Essentially, light comes in a range of colours depending on many factors, and while our eyes and brains are very good at interpreting this light and understanding what is white and what is coloured, camera sensors cannot do this automatically. As a result we sometimes get a colour cast on shots where the wrong WB is selected.

The colour of light is measured on a temperature scale with the units of degrees Kelvin (°K).  And the typical range goes from 2000K to 9000K

White_balance_explained1

To allow for the colour that is cast by different lighting sources we have a tool called ‘white balance’ where we instruct the camera to deliberately adjust the colours in an image based on what we tell it the main light source is. For example, tungsten lights (regular old-fashioned lightbulbs) give off a very orange colour cast although this isn’t always obvious to us. Opposite to orange on the colour wheel is blue and so your camera will add blue to the image to neutralise the orange.

You can test this theory by taking a tungsten white balance photo in regular daylight and see how blue the image looks.

In fact you can put this to good use to simulate a cool blue morning or even moonlight as I have done here with this shot. The original was shot in daylight but I adjusted the white balance in post-production (along with a few other things) to achieve a moonlit effect.

Moonlight Trick

Most cameras give you a few simple options for setting white balance based on the scene; daylight, shade, cloud, flash, tungsten, fluorescent as well as Auto and Custom. I always select the most appropriate option while I’m shooting and then tweak in post-production. If you shoot in RAW then you can colour correct more easily in post-production. If you shoot in JPEG only, it’s much more difficult to correct and hence more important to get right in camera and not rely on Auto for this.

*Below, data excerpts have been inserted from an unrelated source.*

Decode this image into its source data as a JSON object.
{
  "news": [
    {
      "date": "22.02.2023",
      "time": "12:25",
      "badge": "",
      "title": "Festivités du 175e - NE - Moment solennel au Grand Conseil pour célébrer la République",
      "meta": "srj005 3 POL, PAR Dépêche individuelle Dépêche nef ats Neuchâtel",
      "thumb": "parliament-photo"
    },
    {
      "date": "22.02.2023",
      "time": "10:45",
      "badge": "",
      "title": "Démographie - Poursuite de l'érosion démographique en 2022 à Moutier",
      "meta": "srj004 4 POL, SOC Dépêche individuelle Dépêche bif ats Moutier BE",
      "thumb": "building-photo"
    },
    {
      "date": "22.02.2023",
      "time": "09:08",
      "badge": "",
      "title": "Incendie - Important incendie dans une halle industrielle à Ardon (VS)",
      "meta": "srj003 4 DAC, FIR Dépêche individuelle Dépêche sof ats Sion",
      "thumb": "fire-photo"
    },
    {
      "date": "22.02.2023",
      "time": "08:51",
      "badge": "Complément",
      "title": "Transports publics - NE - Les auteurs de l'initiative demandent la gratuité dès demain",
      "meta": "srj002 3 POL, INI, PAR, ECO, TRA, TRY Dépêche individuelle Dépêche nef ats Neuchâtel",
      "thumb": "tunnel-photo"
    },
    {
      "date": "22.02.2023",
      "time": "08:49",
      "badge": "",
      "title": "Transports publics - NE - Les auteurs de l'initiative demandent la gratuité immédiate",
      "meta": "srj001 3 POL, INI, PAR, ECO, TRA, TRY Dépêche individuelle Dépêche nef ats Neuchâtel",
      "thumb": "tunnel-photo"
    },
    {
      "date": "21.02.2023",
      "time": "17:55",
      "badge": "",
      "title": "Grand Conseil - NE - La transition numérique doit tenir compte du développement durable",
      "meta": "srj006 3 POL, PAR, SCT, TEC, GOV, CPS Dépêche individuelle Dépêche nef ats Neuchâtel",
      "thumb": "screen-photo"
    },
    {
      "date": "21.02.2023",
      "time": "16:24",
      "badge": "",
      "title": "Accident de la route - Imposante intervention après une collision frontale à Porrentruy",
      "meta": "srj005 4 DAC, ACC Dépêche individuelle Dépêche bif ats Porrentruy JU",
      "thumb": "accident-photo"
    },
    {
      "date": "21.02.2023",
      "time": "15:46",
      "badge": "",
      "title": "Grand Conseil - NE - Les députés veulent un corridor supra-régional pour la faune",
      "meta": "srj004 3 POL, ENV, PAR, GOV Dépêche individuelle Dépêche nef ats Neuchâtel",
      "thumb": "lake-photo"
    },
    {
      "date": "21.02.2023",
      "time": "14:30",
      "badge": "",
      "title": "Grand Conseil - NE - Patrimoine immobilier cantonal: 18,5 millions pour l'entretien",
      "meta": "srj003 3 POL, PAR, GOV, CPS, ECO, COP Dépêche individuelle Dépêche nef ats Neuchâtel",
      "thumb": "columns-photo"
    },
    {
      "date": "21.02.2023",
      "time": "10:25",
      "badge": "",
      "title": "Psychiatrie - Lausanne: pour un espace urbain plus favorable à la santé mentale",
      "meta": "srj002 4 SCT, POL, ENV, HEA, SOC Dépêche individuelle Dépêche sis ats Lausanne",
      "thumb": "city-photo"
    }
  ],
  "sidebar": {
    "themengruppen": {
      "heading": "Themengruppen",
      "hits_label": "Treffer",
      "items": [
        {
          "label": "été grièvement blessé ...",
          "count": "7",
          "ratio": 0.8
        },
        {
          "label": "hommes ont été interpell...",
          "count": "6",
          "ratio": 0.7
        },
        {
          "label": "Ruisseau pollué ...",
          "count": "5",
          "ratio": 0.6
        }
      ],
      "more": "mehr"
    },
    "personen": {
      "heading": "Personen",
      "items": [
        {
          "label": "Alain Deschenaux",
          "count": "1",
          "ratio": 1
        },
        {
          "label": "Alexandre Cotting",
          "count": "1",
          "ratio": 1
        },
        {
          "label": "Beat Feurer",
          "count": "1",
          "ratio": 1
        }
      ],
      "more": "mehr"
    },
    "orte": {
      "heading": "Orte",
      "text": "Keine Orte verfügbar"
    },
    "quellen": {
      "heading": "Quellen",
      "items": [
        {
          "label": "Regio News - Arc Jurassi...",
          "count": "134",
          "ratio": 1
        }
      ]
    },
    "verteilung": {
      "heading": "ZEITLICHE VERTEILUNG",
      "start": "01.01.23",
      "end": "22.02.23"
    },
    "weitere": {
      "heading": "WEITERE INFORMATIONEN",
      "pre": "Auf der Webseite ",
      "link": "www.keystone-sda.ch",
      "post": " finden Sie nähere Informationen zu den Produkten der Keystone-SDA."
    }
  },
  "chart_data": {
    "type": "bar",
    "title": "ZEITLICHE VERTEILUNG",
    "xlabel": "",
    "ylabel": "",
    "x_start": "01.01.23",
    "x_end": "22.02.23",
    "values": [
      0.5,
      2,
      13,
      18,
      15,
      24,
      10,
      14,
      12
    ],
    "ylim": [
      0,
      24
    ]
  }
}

Below shows the impact of WB on a scene. All that is changed in each case is the WB setting.

WB Test

The optimum way of fixing White Balance is to do a custom WB setting before you shoot. You should refer to your camera’s instruction manual for how to do this but it basically involves photographing a piece of white paper in the environment you are planning to take photographs and the camera will determine the appropriate WB temperature.

Of course this is tricky if you’re on a photowalk with changing light. But at a fixed location or in a studio it’s a lot easier.

I had problems earlier in the course where I was trying to shoot with a mix of flash and kitchen (tungsten) lights. With a wide aperture, there wasn’t quite enough light from the kitchen lights only and so a little bit of flash was needed. As the aperture was reduced and less kitchen light allowed in the flash had to work harder to balance the light. As a result, with WB set to tungsten the pictures got cooler as the amount of warm kitchen light reduced and the amount of cooler flash light increased making it very tricky to balance.

The solution here is to try and get the same colour from both sources and so I put an orange ‘gel’ on my flash to artificially warm up the cooler flash light to be closer to the kitchen lights and hence the tungsten WB worked OK.

_Biscuits

Your task this week is to work out how to change the WB setting on your camera. Try taking the same scene with different settings to judge the impact. And commit to getting off manual and selecting the right white balance each time you go out shooting.